Output details
34 - Art and Design: History, Practice and Theory
University of Brighton
All the world's a screen
Sermon developed ‘All the World’s a Screen’ as a practice-based research project firmly rooted in the discourse on interactive arts, to confront new and emergent issues concerning ludic interfaces and open-digital systems. In their paper ‘Missing in Action: Agency and Meaning in Interactive Art’ (2011), Edward Shanken and Kristine Stiles argue that interactivity per se does not automatically produce works that offer a dynamic role or ‘agency’. In response, ‘All the World’s a Screen’ looks to role-play as a way of enhancing interaction between communities, by offering opportunities for people to experience their environment in different ways: encountering strangers, and allowing participants of all ages to play, create meaning and explore communication in order to cross cultural and linguistic boundaries.
This installation pushes the boundaries of telematic art and generative cinema by combining the possibilities of telepresent performance with miniature scale models and animated scenes. Through audience participation and interaction between Manchester and Barcelona, Sermon sought to interrogate the way impromptu narratives can be revealed and directed through the interplay between artist, audience and environment. This project referenced Shakespeare’s line ‘All the world’s a stage’, representing his ‘seven stages of man’ as seven rooms in a model film set, providing a metaphysical backdrop to steer the unfolding telematic plot.

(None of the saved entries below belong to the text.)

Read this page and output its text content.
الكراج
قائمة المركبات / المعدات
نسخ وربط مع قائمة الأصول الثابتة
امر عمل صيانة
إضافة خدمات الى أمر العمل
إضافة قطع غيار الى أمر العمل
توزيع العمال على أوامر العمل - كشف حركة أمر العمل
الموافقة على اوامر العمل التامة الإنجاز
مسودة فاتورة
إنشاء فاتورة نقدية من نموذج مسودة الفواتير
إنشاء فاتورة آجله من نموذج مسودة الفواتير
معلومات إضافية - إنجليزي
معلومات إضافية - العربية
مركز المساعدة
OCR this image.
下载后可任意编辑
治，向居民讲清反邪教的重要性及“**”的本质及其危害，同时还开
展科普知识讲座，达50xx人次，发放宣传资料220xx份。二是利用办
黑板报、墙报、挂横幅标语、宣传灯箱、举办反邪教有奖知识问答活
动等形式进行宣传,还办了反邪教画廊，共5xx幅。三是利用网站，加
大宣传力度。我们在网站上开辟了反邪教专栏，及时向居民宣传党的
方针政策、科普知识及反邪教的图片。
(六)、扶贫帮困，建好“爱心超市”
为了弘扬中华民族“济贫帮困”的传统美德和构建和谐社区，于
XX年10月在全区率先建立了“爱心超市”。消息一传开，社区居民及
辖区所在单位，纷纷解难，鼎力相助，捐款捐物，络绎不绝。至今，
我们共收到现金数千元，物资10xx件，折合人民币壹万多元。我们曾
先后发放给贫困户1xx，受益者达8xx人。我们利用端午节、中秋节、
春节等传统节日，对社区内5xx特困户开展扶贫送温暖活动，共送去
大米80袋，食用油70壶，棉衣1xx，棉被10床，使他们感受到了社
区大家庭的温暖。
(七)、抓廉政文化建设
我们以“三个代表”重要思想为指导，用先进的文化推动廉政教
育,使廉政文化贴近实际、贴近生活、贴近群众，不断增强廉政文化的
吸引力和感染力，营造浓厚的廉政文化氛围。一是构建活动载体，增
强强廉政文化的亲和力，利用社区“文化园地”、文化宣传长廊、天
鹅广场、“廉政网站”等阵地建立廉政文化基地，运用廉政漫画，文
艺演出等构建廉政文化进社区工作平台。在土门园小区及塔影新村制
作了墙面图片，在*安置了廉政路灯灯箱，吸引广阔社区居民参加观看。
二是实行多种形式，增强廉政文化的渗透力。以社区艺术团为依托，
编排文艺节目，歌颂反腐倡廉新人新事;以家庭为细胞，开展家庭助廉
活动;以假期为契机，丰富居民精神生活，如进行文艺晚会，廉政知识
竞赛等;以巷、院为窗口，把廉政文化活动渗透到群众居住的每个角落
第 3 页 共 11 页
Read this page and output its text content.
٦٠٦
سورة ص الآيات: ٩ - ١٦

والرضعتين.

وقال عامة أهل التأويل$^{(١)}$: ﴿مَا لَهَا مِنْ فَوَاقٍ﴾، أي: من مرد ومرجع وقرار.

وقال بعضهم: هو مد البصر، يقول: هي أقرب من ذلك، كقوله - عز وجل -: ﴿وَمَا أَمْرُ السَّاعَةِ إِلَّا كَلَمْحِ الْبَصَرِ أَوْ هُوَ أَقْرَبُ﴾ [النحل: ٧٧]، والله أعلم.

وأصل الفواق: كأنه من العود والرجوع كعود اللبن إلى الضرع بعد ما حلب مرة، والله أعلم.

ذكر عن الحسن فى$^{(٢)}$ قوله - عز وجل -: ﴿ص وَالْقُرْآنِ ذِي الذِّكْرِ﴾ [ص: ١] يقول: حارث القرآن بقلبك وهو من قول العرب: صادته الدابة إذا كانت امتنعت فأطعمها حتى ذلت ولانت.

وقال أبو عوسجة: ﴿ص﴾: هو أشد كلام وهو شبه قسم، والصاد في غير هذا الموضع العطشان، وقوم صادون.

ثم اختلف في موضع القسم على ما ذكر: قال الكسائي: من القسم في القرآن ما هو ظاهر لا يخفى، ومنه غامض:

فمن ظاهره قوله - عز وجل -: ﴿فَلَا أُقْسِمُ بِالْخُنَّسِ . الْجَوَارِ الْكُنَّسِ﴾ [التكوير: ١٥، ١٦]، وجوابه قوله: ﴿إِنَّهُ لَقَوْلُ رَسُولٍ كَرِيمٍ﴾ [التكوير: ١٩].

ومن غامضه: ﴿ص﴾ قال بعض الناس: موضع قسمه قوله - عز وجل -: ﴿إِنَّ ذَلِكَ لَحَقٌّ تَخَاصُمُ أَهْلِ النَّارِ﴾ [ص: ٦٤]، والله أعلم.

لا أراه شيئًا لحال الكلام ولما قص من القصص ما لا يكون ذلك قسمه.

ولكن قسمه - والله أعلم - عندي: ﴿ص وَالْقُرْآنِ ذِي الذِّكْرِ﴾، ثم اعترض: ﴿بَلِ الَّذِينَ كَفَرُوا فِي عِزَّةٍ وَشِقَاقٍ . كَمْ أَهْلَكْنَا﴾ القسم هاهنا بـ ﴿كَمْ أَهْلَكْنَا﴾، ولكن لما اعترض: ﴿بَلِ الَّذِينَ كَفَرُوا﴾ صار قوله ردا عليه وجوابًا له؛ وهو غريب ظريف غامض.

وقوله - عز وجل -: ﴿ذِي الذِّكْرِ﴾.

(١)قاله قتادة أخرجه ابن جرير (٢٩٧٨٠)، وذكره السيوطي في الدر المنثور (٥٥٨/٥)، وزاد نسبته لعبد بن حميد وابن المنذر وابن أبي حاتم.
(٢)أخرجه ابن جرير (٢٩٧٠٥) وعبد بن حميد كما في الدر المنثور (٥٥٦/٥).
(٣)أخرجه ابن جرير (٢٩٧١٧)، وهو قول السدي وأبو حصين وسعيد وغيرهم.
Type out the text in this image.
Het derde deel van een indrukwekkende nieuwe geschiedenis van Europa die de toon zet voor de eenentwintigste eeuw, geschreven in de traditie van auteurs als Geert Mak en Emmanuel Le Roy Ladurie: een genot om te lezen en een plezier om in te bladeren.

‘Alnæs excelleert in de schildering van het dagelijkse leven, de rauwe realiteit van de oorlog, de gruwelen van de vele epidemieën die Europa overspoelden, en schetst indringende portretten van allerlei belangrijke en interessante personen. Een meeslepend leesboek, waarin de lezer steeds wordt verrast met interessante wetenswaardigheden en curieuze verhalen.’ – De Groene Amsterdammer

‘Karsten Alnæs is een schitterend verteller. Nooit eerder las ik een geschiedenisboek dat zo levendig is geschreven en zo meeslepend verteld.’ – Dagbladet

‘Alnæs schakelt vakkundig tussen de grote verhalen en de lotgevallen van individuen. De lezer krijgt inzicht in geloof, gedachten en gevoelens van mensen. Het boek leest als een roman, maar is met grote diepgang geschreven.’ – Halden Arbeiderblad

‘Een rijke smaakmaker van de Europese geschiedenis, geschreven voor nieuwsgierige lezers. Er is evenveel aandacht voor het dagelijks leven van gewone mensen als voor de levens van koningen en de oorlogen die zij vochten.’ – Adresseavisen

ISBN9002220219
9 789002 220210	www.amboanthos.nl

‘All the Word’s a Screen’ was developed in collaboration with artist Charlotte Gould, who contributed three-dimensional animated environments and set designs, during a residency at the Museu d’Art Contemporani de Barcelona (MACBA) Study Centre (2011). It was presented between MadLab Manchester and HANGAR Barcelona, and between the MACBA Study Centre and the Umbro Design Space, Manchester for the FutureEverything Festival (2011). These outcomes were later presented at ISEA Sydney (2013) and as a journal article in the ‘International Journal of Performance Arts and Digital Media’ (2013, 9.2, p.231ff).